Hilbert von Neumann Modules versus Concrete von Neumann Modules

TL;DR

This paper clarifies the relationships between different types of von Neumann modules, introduces new insights into their tensor products, and corrects earlier literature, advancing the understanding of operator modules in noncommutative analysis.

Contribution

It demonstrates the equivalence of Hilbert-von Neumann modules and strongly full concrete von Neumann modules, and generalizes the tensor product of von Neumann correspondences.

Findings

Hilbert-von Neumann modules are equivalent to strongly full concrete von Neumann modules

Tensor product of von Neumann correspondences generalizes Connes correspondences

New arguments applicable to (pre-)Hilbert modules

Abstract

Apart from presenting some new insights and results, one of our main purposes is to put some records in the development of von Neumann modules straight.

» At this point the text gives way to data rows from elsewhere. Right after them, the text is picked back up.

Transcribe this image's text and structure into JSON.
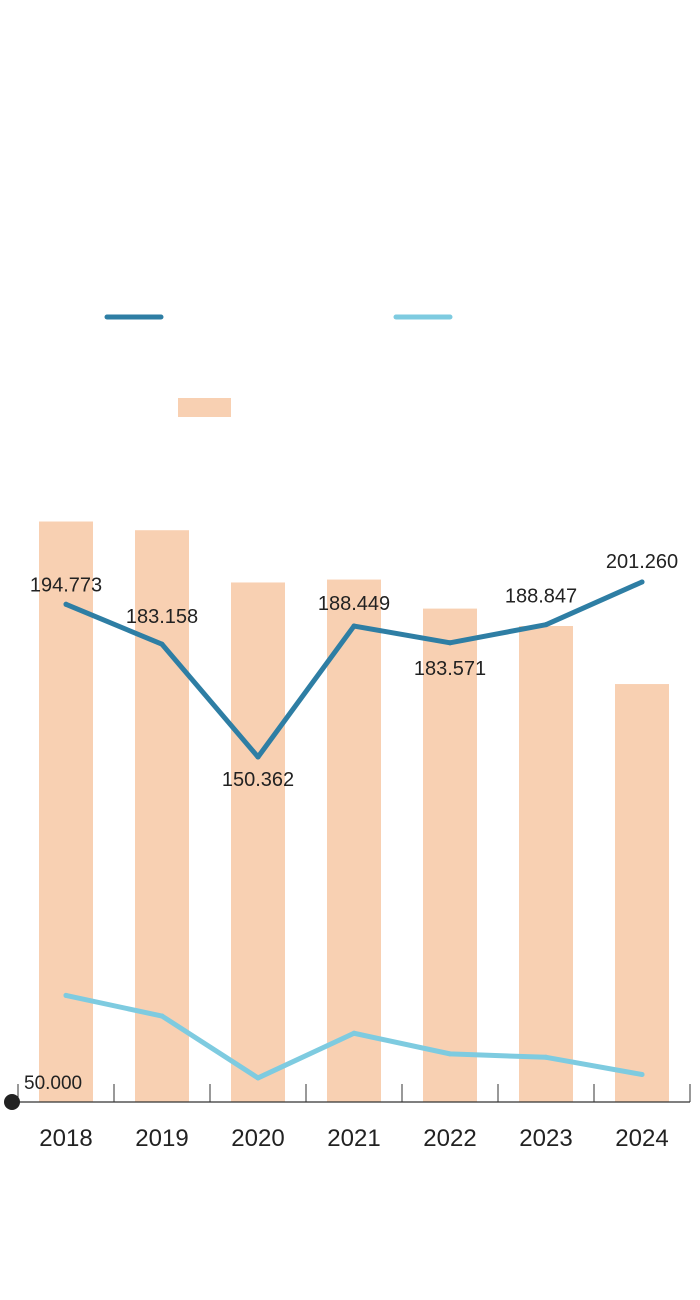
{
  "chart_data": {
    "type": "bar",
    "categories": [
      "2018",
      "2019",
      "2020",
      "2021",
      "2022",
      "2023",
      "2024"
    ],
    "baseline_label": "50.000",
    "y_base": 50,
    "ylim_line": [
      50,
      201.26
    ],
    "ylim_bars": [
      50,
      255
    ],
    "series": [
      {
        "kind": "line",
        "color": "#2e7ea4",
        "values": [
          194.773,
          183.158,
          150.362,
          188.449,
          183.571,
          188.847,
          201.26
        ],
        "labels": [
          "194.773",
          "183.158",
          "150.362",
          "188.449",
          "183.571",
          "188.847",
          "201.260"
        ]
      },
      {
        "kind": "line",
        "color": "#7ecbe0",
        "values": [
          81,
          75,
          57,
          70,
          64,
          63,
          58
        ]
      },
      {
        "kind": "bar",
        "color": "#f8d0b2",
        "values": [
          250,
          247,
          229,
          230,
          220,
          214,
          194
        ]
      }
    ],
    "legend": [
      {
        "color": "#2e7ea4",
        "shape": "line"
      },
      {
        "color": "#7ecbe0",
        "shape": "line"
      },
      {
        "color": "#f8d0b2",
        "shape": "box"
      }
    ],
    "grid": false
  }
}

The von Neumann or $W^*$-objects among the Hilbert ($C^*$-)modules are around since the first papers by Paschke (1973) and Rieffel (1974) that lift Kaplansky's setting (1953) to modules over noncommutative $C^*$-algebras. While the formal definition of $W^*$-modules} is due to Baillet, Denizeau, and Havet (1988), the one of von Neumann modules as strongly closed operator spaces started with Skeide (2000). It has been paired with the definition of concrete von Neumann modules in Skeide (2006). It is well-known that (pre-)Hilbert modules can be viewed as ternary rings of operators and in their definition of Hilbert-von Neumann modules, Bikram, Mukherjee, Srinivasan, and Sunder (2012) take that point of view. We illustrate that a (suitably nondegenerate) Hilbert-von Neumann module is the same thing as a strongly full concrete von Neumann module. We also use this occasion to put some things in earlier papers right. We show that the tensor product of (concrete, or not) von Neumann correspondences is, indeed, (a generalization of) the tensor product of Connes correspondences (claimed in Skeide (2008)), viewed in a way quite different from Bikram et al.. We also present some new arguments that are useful even for (pre-)Hilbert modules.